一方、行政刷新会議は分科会での検討に加えて、公開の場で規制が必要かどうかを議論する「規制仕分け」を年内に試行実施する方針でいる。ここで、OTC医薬品のネット販売規制が俎上に載る可能性がある。
「eビジネス推進連合会、「日本オンラインドラッグ協会」は、OTC薬通信販売の再開を求める要望書を蓮舫行政刷新相や民主党執行部に提出している。
鳩山前内閣が国民の声を拾った「ハトミミ」のなかで、4割の意見がこの問題の関連という話もあるが、ネットでの書き込みの問題であり、戦略的
組織的に書き込みをすれば、数は稼げるのでこの数字を鵜呑みにすることはできないであろう。

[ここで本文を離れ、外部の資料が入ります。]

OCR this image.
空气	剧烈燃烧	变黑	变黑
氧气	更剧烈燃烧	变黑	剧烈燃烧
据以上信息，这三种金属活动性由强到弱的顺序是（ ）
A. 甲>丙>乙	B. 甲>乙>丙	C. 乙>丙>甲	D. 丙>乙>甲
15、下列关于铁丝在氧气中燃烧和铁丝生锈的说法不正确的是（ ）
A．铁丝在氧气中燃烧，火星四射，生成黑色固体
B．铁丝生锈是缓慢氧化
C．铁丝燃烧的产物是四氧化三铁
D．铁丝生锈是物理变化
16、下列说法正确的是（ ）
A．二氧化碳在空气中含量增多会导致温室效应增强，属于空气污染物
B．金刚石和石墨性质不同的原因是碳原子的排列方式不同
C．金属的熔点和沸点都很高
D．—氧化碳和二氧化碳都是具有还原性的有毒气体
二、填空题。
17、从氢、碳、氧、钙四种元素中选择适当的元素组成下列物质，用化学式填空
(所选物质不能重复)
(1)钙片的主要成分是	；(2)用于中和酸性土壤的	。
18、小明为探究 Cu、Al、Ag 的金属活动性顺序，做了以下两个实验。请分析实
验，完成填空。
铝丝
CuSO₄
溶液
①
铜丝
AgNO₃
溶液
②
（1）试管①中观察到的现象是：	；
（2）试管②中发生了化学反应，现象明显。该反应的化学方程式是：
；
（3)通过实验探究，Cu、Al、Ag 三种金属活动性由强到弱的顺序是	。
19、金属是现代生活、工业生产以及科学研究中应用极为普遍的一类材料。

販売継続を求める150万人分の署名が集まったとしているがどの程度のものなのであろうか。署名の取り方一つによっても変わってくる。
一方、厚生労働省が全国の薬局・薬店4000軒を調べた覆面調査の結果、第一類医薬品を文書にて情報提供していた割合が5割とでている。
これを対面販売ですら5割しか守られないととるのか、それともだから薬剤師は不要でネット販売でもいいのではととるのか。
いずれにしろ賛否両論である。
自民党は逆に、OTC薬ネット販売規制に関しては反対の立場で、日薬の集会に谷垣氏が出向いたりもしている。
ねじれ国会のなか、民主党が無所属や自民などの一部議員をとりこんで衆議院で大多数にでもなれば別であるが、参議院で否決されなかなか法的な形になるのはむずかしいのではないだろうか。